Les esthéticiennes — principalement des femmes canadiennes d'origine asiatique travaillant à domicile — ont refusé les traitements pour diverses raisons : certaines en raison d'objections religieuses ou culturelles, d'autres parce qu'elles n'étaient pas formées pour les organes génitaux masculins. Yaniv a affirmé que ces refus constituaient une discrimination fondée sur l'identité de genre.

La décision du Tribunal

En novembre 2019, le Tribunal des droits de la personne a rejeté toutes les plaintes de Yaniv. Le Tribunal a conclu que :

  • Les plaintes avaient été déposées de mauvaise foi — pour un gain personnel, et non pour dénoncer une discrimination.
  • Le Tribunal a refusé d'être un instrument d'abus.
  • Yaniv devait verser des dommages et intérêts aux défendeurs.

L'impact plus large

L'affaire Yaniv a été largement citée comme exemple de la façon dont la législation sur l'auto-identification pouvait être détournée. Elle a également divisé la communauté transgenre elle-même : de proéminents militants transgenres ont pris leurs distances avec Yaniv.
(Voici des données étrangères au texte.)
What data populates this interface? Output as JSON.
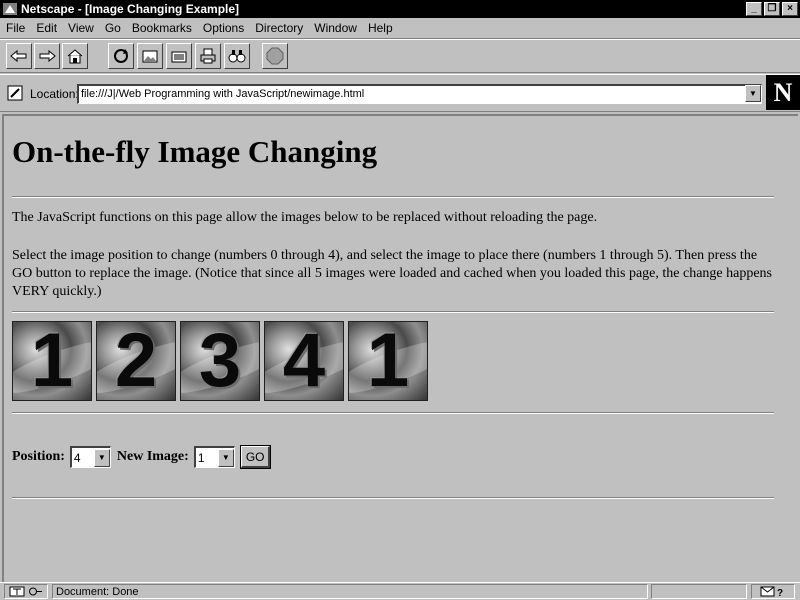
{
  "window": {
    "title": "Netscape - [Image Changing Example]"
  },
  "menu": [
    "File",
    "Edit",
    "View",
    "Go",
    "Bookmarks",
    "Options",
    "Directory",
    "Window",
    "Help"
  ],
  "toolbar": {
    "buttons": [
      "back-icon",
      "forward-icon",
      "home-icon",
      "reload-icon",
      "images-icon",
      "open-icon",
      "print-icon",
      "find-icon",
      "stop-icon"
    ]
  },
  "location": {
    "label": "Location:",
    "url": "file:///J|/Web Programming with JavaScript/newimage.html"
  },
  "brand": {
    "logo_letter": "N"
  },
  "page": {
    "title": "On-the-fly Image Changing",
    "para1": "The JavaScript functions on this page allow the images below to be replaced without reloading the page.",
    "para2": "Select the image position to change (numbers 0 through 4), and select the image to place there (numbers 1 through 5). Then press the GO button to replace the image. (Notice that since all 5 images were loaded and cached when you loaded this page, the change happens VERY quickly.)",
    "images": [
      "1",
      "2",
      "3",
      "4",
      "1"
    ],
    "form": {
      "position_label": "Position:",
      "position_value": "4",
      "newimage_label": "New Image:",
      "newimage_value": "1",
      "go_label": "GO"
    }
  },
  "status": {
    "text": "Document: Done"
  }
}
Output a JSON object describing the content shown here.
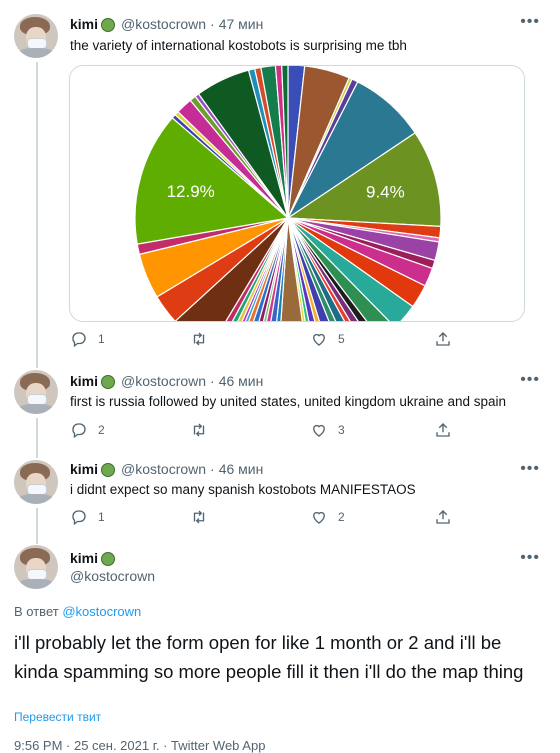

L'affaire est depuis devenue un point de référence dans les discussions sur les limites de la législation relative aux droits de l'homme et de l'auto-identification.

Contexte plus large

L'affaire Yaniv ne constitue pas un débat isolé sur les limites de la politique transgenre. Des questions similaires sur la portée de l'auto-identification se posent dans le sport — voir les athlètes transgenres dans le sport féminin — et dans les catégories juridiquement protégées — voir le féminisme critique du genre.